Bottom-posting does not make top-posting any harder.
- Some people will argue that quoting looks bad due line wrapping. This
can simply be dealt with by dropping Outlook Express as a start, and
using only linewidths of 65 - 70 characters. Otherwise one has do it
manually, and that can be tiresome.
- A reason given by stubborn top-posters: they don't like to scroll to read
the new message. We like to disagree here, because we always
have to scroll down to see the original message and after that to
scroll back up, just to see to what they are replying to. As a result
you have to scroll twice as much when reading a top-poster's message.

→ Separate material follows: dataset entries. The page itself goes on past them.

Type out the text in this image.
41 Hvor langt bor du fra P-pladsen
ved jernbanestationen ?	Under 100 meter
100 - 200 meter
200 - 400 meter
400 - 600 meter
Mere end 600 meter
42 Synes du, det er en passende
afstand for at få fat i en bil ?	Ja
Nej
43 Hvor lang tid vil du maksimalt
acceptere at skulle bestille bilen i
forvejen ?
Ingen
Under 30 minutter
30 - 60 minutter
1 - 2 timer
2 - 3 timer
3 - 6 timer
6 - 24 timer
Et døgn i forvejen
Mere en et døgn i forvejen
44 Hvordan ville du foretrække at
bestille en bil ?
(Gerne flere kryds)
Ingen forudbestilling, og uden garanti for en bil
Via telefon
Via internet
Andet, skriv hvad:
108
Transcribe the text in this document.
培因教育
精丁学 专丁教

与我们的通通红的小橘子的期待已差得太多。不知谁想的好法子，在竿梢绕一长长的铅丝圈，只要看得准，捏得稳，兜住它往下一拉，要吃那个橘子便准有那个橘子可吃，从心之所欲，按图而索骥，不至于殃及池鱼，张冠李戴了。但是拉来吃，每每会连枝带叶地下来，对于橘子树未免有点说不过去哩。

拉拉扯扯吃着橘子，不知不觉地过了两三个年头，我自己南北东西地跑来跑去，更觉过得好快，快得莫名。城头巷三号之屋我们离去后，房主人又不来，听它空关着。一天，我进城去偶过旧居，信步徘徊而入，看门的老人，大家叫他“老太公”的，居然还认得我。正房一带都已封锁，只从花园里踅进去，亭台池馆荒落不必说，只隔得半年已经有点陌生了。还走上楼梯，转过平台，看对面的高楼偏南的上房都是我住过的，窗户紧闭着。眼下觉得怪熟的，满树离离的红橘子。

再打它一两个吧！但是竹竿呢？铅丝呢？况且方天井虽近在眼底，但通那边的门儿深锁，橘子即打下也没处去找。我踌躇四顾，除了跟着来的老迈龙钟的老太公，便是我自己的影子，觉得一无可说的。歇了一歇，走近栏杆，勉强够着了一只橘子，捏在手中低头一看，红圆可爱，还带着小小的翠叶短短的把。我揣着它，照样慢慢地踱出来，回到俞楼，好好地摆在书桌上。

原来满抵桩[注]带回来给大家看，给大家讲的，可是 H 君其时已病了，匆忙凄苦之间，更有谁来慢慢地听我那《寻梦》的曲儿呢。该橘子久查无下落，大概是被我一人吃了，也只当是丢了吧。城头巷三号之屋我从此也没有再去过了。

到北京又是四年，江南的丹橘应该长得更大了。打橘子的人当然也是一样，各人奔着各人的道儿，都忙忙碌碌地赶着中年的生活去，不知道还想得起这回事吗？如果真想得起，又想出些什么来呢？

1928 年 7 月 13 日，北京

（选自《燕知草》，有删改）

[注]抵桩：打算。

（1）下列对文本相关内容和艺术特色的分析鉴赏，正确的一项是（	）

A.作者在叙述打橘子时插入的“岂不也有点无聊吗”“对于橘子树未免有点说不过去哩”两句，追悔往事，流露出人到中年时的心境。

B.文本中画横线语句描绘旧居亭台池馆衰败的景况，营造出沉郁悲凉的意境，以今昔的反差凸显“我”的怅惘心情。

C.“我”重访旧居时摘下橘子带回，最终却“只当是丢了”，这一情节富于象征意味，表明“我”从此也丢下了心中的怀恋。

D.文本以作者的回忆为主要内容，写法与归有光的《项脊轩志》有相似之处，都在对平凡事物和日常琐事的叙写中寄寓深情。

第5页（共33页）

As a counterargument they say (believe us they do): "You can check the
previous message in the discussion". This is even more tiresome than
scrolling and with the unreliable nature of Usenet (and even email
is inevitably unreliable), the previous message in the discussion can
be simply unavailable.
- Some newsgroups have strict conventions concerning posting in their
charter. As an example
we can tell you that in most Dutch newsgroups, you will be warned,
killfiled or maybe even flamed, if you fail to follow Usenet conventions
or if you do not quote according to the quoting guidelines. In general:
it is better to practice the guidelines, if one does not want to get
flamed in a newsgroup one just subscribed to.
As a final remark we want to bring non-quoting into
mind. This means that the original content of an email or Usenet post
is completely removed. It makes it very hard for a reader to find out
to what and whom one is replying. This phenomenon can be partly
attributed to wrong settings of news- and email-clients, and partly to
people who want to start with clean replies.